Kim Yong-un prensipli bir adam... İki yıl önce deniz üssünü ziyaret etmiş... Oradaki komutanları performanslarını ölçmek için 10 kilometre yüzdürmüştü... Hava kuvvetleri komutanları şimdi endişe içinde bekliyorlar "Ya bize uçun derse" diye...
***
Bizde 22 Mayıs'ta AKP'nin kurultayı var... Yine demokrasi şöleni şeklinde geçmesi bekleniyor... Genel Başkan kavun seçilir gibi seçilmeyecek tabii...
Adayların profillerine göre ölçme ve değerlendirme yapılacak, eşitlik durumunda 'ikili averaj'a bakılacak... 'İkili averaj'da birinci kriteri 'sadakat' oluşturacak... Taraflar arasında yine eşitlik varsa 'badem bıyık' farkı skora damgasını vuracak...
AKP kurultaylarında delegeye hiç zahmet verilmiyor... Kimi seçeceklerine dair beyin hücreleri israf ettirilmiyor... Her şey paket servis şeklinde önlerine geliyor... Kalori harcadıkları tek eylem, önlerinde isim yazılı kağıdı katlayıp zarfa koymak ve yaklaşık 10-15 adım attıktan sonra hükümet komiserinin önündeki sandığa o zarfı itivermek...

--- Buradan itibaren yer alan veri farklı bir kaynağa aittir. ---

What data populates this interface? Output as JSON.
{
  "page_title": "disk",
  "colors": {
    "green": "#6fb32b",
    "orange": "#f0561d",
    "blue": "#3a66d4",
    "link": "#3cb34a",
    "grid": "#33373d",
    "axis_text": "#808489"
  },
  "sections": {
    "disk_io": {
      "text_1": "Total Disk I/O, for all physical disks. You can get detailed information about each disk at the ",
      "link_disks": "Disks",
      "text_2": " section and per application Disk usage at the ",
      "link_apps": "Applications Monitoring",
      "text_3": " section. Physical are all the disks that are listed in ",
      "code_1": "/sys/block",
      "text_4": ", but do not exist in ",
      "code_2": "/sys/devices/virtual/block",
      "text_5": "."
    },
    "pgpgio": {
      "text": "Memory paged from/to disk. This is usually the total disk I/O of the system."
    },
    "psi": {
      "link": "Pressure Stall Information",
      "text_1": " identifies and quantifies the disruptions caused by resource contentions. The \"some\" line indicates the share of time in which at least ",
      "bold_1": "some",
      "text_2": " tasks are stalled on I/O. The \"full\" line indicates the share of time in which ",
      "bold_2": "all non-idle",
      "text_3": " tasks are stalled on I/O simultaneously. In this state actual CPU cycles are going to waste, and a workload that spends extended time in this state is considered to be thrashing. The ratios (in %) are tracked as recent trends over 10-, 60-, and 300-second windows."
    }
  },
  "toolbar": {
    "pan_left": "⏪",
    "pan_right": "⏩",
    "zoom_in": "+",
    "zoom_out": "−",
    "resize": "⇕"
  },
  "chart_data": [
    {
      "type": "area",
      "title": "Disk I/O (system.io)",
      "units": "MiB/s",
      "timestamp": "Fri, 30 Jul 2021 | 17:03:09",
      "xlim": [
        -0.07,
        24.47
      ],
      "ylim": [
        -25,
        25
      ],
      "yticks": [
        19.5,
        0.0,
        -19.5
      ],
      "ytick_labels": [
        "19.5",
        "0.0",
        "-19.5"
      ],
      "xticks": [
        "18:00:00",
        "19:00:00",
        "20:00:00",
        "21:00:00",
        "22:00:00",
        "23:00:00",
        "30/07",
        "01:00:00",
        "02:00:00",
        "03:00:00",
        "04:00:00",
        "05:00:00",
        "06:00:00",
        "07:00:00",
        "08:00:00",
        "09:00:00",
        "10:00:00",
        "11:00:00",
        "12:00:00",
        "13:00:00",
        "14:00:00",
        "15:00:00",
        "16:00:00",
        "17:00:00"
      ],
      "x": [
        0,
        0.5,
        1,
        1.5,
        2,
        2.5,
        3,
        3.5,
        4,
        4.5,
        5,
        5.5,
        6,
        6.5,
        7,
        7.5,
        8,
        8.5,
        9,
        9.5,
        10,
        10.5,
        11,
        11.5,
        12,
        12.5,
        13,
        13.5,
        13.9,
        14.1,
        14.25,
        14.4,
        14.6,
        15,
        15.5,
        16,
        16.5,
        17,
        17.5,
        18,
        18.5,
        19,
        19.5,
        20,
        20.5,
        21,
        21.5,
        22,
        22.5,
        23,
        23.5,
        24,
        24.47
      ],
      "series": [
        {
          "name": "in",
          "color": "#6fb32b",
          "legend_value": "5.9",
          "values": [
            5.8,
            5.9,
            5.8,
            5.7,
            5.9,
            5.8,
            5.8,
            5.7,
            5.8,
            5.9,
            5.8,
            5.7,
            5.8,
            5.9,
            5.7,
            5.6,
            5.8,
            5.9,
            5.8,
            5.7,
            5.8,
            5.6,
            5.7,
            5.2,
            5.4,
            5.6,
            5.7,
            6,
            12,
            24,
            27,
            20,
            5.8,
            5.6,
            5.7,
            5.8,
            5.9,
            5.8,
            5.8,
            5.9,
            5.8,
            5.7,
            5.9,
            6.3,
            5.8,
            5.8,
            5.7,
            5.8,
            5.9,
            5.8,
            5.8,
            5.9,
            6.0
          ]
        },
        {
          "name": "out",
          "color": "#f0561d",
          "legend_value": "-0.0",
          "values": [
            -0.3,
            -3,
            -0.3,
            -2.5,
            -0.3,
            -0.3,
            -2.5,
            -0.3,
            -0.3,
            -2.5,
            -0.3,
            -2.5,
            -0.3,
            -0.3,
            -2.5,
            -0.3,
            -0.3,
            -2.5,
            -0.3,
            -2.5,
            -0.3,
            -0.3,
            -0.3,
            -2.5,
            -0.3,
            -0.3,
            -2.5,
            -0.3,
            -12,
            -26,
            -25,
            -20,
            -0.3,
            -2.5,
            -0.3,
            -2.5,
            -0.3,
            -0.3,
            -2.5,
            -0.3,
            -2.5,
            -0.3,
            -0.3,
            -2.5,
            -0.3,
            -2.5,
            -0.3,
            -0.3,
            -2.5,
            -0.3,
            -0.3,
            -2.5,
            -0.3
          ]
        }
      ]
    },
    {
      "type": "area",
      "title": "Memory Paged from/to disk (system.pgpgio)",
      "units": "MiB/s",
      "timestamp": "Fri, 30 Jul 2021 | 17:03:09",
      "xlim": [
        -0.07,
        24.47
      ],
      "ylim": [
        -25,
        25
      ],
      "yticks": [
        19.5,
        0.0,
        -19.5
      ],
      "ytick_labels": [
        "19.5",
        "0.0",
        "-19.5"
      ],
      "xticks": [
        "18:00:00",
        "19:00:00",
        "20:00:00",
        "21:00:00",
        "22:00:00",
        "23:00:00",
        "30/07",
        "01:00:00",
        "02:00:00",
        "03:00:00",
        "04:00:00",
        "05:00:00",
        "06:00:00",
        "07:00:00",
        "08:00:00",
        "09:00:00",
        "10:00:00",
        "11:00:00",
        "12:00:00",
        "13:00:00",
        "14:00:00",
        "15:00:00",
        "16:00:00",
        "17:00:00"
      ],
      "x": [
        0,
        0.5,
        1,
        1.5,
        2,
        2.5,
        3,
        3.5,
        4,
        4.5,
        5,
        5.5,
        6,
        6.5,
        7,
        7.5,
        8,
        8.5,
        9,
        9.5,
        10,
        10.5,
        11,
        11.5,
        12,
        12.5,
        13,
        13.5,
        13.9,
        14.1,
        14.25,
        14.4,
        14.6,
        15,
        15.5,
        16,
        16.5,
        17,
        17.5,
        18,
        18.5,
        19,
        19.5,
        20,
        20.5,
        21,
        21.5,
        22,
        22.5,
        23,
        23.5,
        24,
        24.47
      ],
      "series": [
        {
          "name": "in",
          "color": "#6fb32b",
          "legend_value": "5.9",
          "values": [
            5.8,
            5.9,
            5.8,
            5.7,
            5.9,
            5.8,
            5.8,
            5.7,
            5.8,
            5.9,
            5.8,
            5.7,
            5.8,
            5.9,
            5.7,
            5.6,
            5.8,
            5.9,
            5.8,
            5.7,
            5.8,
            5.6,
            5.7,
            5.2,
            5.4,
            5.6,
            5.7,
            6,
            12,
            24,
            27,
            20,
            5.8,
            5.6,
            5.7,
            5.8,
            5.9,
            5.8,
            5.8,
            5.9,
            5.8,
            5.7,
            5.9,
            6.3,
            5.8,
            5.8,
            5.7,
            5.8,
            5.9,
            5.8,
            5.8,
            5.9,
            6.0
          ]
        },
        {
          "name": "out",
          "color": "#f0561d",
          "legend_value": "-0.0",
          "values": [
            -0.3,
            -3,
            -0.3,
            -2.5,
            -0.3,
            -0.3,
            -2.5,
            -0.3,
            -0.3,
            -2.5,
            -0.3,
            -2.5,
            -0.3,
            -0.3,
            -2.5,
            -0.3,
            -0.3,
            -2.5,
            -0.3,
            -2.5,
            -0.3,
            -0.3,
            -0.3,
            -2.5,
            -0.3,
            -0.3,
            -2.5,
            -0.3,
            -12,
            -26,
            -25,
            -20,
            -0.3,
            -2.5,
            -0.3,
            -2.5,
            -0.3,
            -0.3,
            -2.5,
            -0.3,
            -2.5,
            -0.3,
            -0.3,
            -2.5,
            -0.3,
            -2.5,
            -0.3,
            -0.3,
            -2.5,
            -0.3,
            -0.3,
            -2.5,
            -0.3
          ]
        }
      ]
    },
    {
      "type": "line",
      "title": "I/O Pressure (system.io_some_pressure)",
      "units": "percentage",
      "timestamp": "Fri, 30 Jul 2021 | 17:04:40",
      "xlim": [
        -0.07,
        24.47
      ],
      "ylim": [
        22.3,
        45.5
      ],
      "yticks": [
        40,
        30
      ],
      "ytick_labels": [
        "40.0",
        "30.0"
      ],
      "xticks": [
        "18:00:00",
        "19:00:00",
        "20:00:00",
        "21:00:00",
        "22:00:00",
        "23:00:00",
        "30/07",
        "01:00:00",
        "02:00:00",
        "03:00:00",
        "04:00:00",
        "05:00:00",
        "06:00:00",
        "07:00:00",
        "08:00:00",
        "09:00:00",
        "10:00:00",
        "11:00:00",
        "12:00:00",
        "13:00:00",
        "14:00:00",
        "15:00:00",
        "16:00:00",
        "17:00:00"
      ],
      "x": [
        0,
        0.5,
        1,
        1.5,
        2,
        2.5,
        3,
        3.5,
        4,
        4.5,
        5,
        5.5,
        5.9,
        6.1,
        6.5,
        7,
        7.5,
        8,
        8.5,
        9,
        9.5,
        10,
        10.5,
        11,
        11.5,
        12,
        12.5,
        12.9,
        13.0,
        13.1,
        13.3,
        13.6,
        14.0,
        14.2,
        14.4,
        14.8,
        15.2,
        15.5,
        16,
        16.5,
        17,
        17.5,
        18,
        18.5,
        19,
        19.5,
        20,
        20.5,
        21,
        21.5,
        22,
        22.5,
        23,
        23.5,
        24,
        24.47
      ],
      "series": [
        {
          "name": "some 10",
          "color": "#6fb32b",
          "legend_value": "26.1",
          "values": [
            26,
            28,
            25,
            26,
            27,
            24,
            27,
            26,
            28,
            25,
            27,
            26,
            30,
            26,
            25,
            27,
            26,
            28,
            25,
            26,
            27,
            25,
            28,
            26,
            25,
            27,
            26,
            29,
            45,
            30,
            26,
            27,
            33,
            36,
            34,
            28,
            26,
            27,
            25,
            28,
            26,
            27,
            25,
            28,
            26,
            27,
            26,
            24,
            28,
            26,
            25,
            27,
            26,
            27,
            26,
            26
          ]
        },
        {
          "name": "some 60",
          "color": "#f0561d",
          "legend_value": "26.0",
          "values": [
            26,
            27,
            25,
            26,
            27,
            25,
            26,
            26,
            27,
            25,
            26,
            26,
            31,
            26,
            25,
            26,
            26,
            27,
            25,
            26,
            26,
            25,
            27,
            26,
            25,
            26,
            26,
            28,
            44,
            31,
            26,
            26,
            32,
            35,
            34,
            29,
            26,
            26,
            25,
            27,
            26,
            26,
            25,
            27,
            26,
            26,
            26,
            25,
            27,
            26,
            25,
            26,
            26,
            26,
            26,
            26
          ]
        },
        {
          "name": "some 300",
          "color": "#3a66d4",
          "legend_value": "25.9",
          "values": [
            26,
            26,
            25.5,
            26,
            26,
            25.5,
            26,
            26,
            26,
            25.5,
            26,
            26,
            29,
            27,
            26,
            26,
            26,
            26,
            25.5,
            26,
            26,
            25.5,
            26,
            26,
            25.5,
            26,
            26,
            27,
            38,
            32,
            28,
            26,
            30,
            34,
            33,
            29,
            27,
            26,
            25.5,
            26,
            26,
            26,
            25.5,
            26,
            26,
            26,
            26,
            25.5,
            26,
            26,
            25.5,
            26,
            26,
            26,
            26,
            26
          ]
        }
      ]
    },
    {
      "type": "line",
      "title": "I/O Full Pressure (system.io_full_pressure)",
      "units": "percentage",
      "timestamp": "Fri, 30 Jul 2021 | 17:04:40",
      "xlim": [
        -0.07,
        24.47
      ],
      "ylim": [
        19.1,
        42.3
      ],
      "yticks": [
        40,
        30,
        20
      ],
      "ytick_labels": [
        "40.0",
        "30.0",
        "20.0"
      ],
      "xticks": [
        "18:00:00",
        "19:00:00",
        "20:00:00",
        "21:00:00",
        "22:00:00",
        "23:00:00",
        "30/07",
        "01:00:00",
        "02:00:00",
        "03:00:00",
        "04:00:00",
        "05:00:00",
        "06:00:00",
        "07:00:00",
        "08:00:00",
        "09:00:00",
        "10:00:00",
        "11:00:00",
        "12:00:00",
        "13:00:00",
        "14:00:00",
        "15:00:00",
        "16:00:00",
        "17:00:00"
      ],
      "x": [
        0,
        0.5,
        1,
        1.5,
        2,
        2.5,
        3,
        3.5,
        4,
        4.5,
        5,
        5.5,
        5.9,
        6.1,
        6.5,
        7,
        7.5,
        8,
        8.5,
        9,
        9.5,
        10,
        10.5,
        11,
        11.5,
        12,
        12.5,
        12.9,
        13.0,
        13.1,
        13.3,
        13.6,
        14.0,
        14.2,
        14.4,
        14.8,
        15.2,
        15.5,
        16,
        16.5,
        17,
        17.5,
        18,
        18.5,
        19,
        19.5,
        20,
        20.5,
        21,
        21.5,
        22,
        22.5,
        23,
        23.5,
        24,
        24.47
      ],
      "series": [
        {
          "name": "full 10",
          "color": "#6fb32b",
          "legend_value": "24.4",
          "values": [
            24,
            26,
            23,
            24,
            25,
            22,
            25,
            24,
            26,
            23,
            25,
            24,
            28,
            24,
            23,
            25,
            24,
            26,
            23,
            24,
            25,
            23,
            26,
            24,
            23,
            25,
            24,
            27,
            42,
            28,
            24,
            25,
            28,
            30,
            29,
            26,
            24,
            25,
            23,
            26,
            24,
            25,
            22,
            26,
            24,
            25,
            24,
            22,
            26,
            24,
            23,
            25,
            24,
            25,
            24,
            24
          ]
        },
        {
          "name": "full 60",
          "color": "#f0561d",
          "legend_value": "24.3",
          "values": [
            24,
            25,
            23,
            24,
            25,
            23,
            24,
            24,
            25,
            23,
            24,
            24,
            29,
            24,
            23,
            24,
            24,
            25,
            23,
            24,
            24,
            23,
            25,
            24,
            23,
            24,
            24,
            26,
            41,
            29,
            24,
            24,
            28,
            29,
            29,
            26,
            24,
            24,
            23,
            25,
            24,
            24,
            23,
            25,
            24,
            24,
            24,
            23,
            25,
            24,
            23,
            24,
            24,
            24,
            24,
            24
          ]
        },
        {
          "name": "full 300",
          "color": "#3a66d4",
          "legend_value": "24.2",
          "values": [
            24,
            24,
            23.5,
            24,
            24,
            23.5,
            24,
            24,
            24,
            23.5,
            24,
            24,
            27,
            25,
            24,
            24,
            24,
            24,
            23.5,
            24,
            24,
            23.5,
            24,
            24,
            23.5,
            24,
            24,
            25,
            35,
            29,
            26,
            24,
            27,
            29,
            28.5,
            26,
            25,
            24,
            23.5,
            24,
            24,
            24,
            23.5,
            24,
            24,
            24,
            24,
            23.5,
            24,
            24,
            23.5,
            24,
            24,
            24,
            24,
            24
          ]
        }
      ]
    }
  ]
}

Oyu hazırlama işlemi niye kapalı kabinlerde yapılıyor, işte orası tam bilinmemekle birlikte, demokrasinin bu rutinine de saygı duymak gerekiyor... Kendileri adına düşünen, kendileri adına karar veren ve kendileri adına uygulayan bir 'üst akıl'a sahipler... Dolayısıyla bu sistemde fazlaca 'akıl israfı'na da gerek kalmıyor...
Ayrıca onların hiç birine "Hadi iradenizi kullanın" diyen olmadığı gibi Allah'tan "Hadi yüzün" diyen de yok... "Hadi uçun" diye talimat alırlarsa içlerinden kanat çırpmaya çalışanlar çıkar mı bilmiyoruz ama sergiledikleri demokrasi gerçekten göz yaşartıcı... Becermeleri gereken tek bir şey var, o da oy sandığının deliğini tutturmak...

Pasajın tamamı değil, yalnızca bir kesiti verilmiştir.